*They say that the mechanical analogues of capacitors are springs, and*

>of inductors are shock absorbers.

>of inductors are shock absorbers.

Like shock absorbers, both capacitors and inductors can absorb "shock" (see

power supplies) and

like springs, both can store energy for later release (see resonant

circuits) .

In lay terms -

There are several elements in linear mechanical systems:

-mass (qty of "material"),

-spring (converts kinetic to potential), -damping (converts kinetic to heat and

deducts it from the mechanical sum),

-kinetic energy (energy from motion), and -potential energy (energy from

position).

There are several analogous elements in electromagnetics:

-charge (qty of "material"),

-capacitor and inductor, (converts kinetic to potential),

-resistor (converts kinetic to heat and deducts that energy from the electrical

sum)

-current (energy from motion of charge),

and

-voltage (defined as the potential energy between two positions in a field)

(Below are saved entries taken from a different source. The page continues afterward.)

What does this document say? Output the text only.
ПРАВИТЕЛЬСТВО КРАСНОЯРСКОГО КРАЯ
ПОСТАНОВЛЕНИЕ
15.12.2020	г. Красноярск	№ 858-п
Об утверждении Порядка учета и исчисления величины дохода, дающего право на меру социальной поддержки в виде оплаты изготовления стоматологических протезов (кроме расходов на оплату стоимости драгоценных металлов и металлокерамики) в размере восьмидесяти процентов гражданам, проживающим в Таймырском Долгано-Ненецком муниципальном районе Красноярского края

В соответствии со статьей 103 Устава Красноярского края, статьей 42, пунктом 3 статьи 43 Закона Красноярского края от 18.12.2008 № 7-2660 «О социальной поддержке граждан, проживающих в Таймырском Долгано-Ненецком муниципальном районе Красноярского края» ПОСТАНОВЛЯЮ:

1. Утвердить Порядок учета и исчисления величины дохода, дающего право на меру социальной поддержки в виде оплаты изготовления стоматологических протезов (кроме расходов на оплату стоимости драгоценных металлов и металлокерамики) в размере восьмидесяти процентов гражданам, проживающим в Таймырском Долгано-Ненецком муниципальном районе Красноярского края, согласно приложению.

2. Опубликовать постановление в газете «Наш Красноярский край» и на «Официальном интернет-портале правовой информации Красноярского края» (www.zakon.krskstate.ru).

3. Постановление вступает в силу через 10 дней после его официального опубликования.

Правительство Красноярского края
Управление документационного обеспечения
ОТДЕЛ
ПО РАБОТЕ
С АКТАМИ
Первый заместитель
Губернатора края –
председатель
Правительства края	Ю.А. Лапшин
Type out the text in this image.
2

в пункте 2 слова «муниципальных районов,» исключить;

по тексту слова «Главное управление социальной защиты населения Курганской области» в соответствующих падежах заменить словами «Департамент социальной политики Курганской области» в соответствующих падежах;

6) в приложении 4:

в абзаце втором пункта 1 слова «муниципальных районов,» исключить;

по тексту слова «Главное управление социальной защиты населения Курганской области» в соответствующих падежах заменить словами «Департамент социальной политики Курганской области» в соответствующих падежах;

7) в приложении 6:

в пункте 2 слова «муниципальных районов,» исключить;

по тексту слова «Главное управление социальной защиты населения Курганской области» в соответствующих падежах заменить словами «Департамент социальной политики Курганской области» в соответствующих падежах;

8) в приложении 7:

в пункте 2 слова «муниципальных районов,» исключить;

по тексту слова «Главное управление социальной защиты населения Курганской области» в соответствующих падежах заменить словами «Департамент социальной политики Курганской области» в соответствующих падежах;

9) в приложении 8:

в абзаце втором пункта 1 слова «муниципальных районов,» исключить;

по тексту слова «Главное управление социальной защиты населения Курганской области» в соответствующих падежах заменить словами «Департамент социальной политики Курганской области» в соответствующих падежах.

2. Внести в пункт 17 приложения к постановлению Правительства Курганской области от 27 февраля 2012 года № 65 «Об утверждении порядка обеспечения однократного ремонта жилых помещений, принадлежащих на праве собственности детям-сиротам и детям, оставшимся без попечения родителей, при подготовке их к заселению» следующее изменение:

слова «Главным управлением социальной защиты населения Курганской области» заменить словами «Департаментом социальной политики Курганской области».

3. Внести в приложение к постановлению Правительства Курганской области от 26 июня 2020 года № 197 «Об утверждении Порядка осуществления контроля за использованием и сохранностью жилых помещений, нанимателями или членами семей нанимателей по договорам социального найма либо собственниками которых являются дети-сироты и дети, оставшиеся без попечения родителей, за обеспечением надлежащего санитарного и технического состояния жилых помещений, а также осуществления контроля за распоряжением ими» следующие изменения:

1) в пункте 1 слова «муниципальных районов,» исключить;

*But do springs/shock absorbers have any kind of frequency-dependent >behaviors?*

However, there are phenomena associated with springs and shocks that can

affect natural frequency over time. One classic is the automobile front

suspension, where loss of spring constant from fabrication-stress relaxation in

the coils (about 40% loss over two years) causes less-tight-handling, which can

be compensated back to near original by using a larger than original damping

constant (heavy duty shock).

(You can work it out from the equation fx^2 + cx + d, and there are a couple

of papers from the 70s on it if you are not familiar with frequency equations)

In the real world, as the frequency increases, the mass of the spring itself

enters into the system as a separate equation and creates tertiary resonance as

well as effecting the original theoretical spring-mass assumptions (f=ma).

There are a couple of charts I have seen listing corresponding elements for

linear mechancial, rotary mechanical, fluid power, air power, and

electromagnetic/electrical, and their equations.

Control engineers find them fairly useful.